VG: To be honest, I’m not sure. While it’s mostly on YouTube, I think this is more of a therapy for me that I can pay forward to folks who would appreciate it. I’m broad in my cataloguing — title, year, format, frame rate, and so on. I’ll never name these files “crazy wacky workout video omg,” because I’m not interested in gaining attention through clickbait. I suppose a part of this is aimed at fellow creatives—those that can take this source material and make something more meaningful out of it.

Additionally, just like I chased after my mini-holy grail of that Halloween music video, I hope that my uploads can satisfy the hunger of those looking for something they only saw one time when they were really young, “and there were these grandmas that did workouts, but I can’t remember what it was…”

AVC: What do you think this footage says about the evolution in entertainment and advertising over the years?

VG: Tastes change, audiences burn out. Time flies. Tech gets better. More content becomes more accessible. Evolution is constant, and cyclical.

AVC: What’s the weirdest clip you’ve found?

VG: It has to be Basic Witchcraft. Born during the middle of the Satanic Panic, it’s like an antidote for hysteria. It puts pagan witchcraft practice into light, digestible, practical terms.

The second weirdest (or most delightful) would be a a clip of Angela Lansbury Fitness. It’s interesting, sweet, and a little unexpected.

AVC: What’s the most depressing?

VG: How To Raise A Street Smart Child. It’s from 1987—there’s a number of sad interviews and weird tips for parents trying to keep their kids safe. It’s not the content at large that’s depressing—it’s the fact that that kind of predatory behavior was prevalent enough to necessitate a tape like this.

Also worth mentioning is a tape called We Remember 9/11, or something like that, published by CNN. I skipped that one and donated it back to Goodwill.

AVC: Do you have any holy grail videos? Is there something you remember from when you were young that you’re trying to track down?
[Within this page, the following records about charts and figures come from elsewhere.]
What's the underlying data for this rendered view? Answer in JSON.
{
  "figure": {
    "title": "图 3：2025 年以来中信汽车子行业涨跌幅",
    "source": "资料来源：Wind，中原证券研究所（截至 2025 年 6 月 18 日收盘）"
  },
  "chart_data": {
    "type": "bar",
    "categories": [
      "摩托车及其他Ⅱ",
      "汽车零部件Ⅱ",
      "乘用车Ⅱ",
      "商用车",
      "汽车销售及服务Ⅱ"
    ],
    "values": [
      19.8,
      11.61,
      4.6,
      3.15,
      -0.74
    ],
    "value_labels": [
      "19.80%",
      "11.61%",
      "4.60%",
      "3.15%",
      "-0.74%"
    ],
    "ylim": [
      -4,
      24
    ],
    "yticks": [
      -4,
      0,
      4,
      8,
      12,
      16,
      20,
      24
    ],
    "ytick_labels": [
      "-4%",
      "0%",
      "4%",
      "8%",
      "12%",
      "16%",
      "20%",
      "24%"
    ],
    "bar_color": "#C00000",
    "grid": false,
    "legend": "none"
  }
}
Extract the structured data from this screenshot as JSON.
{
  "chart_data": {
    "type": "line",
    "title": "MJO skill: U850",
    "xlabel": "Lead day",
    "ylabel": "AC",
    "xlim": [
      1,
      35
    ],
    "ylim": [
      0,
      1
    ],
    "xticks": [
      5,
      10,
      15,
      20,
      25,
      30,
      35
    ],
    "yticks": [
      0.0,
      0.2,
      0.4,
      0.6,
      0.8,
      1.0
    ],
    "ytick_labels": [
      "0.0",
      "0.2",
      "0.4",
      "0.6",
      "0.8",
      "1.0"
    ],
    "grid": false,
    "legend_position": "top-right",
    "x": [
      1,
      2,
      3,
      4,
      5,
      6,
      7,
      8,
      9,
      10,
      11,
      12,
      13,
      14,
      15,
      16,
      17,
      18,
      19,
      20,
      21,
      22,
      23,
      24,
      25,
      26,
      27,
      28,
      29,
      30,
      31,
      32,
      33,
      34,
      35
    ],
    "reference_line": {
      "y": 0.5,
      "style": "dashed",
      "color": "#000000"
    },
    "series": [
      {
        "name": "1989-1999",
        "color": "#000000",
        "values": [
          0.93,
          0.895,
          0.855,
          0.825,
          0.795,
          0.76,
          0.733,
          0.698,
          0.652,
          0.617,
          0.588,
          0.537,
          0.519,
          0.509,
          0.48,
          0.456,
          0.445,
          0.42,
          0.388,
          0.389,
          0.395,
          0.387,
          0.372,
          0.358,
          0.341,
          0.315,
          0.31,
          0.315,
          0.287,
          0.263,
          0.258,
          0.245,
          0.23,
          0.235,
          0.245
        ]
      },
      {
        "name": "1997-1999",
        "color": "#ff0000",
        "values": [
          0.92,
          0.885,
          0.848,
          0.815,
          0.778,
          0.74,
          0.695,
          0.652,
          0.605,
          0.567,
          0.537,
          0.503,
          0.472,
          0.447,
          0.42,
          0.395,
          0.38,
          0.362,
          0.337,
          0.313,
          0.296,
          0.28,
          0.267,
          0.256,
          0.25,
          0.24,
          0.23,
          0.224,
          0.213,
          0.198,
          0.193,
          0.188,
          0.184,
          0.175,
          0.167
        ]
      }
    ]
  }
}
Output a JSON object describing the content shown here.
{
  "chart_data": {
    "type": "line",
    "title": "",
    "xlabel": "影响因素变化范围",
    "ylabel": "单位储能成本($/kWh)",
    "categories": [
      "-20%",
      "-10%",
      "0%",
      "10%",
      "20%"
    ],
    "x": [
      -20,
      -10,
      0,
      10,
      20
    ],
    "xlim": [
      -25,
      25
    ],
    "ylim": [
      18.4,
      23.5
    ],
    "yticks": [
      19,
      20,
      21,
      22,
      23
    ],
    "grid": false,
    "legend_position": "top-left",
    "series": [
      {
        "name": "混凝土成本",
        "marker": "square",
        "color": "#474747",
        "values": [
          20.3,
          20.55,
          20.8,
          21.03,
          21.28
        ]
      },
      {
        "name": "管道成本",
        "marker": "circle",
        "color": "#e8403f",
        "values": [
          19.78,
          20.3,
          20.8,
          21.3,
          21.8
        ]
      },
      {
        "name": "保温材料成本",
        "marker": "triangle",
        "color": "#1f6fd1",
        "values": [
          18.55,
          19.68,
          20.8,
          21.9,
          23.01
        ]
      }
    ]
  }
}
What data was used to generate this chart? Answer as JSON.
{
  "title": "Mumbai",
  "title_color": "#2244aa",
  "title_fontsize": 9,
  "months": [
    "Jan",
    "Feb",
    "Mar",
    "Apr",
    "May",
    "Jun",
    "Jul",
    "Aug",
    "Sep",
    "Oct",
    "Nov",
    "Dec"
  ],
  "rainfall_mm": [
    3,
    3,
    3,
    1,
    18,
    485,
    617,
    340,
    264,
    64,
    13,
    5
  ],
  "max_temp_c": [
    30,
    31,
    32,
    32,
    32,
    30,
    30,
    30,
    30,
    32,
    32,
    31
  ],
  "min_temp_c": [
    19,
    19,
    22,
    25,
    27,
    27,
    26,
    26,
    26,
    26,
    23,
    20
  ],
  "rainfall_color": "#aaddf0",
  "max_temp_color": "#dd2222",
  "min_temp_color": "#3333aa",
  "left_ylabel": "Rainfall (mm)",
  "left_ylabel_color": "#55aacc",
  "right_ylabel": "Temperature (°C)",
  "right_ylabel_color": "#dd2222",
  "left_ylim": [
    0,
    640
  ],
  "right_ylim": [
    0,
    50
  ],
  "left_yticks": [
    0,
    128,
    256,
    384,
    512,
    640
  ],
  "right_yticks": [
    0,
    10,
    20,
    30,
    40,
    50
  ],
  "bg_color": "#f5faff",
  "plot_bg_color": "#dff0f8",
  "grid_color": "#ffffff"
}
VG: I have one holy grail that I’ve been seeking since I was a kid: any “Count Cool Rider” TV broadcast on VHS. He was a local TV horror host back when I was growing up in the ’90s, and is now known for his show Count’s Kustoms.

I also have what might be a holy grail to many, to some, or really to no one: a full six-hour TV recording of the Spice Channel from October 26, 1996. It’s NSFW, but has some amazing home shopping and “ask us any question about a pornstar” segments.

AVC: What’s your personal favorite?

VG: Probably Mana! The Spirit Of Our People. It was created by the Church Of Latter Day Saints in Hawaii. They operate a Polynesian cultural center there. Such a wild combination of culture. I could watch it a million times.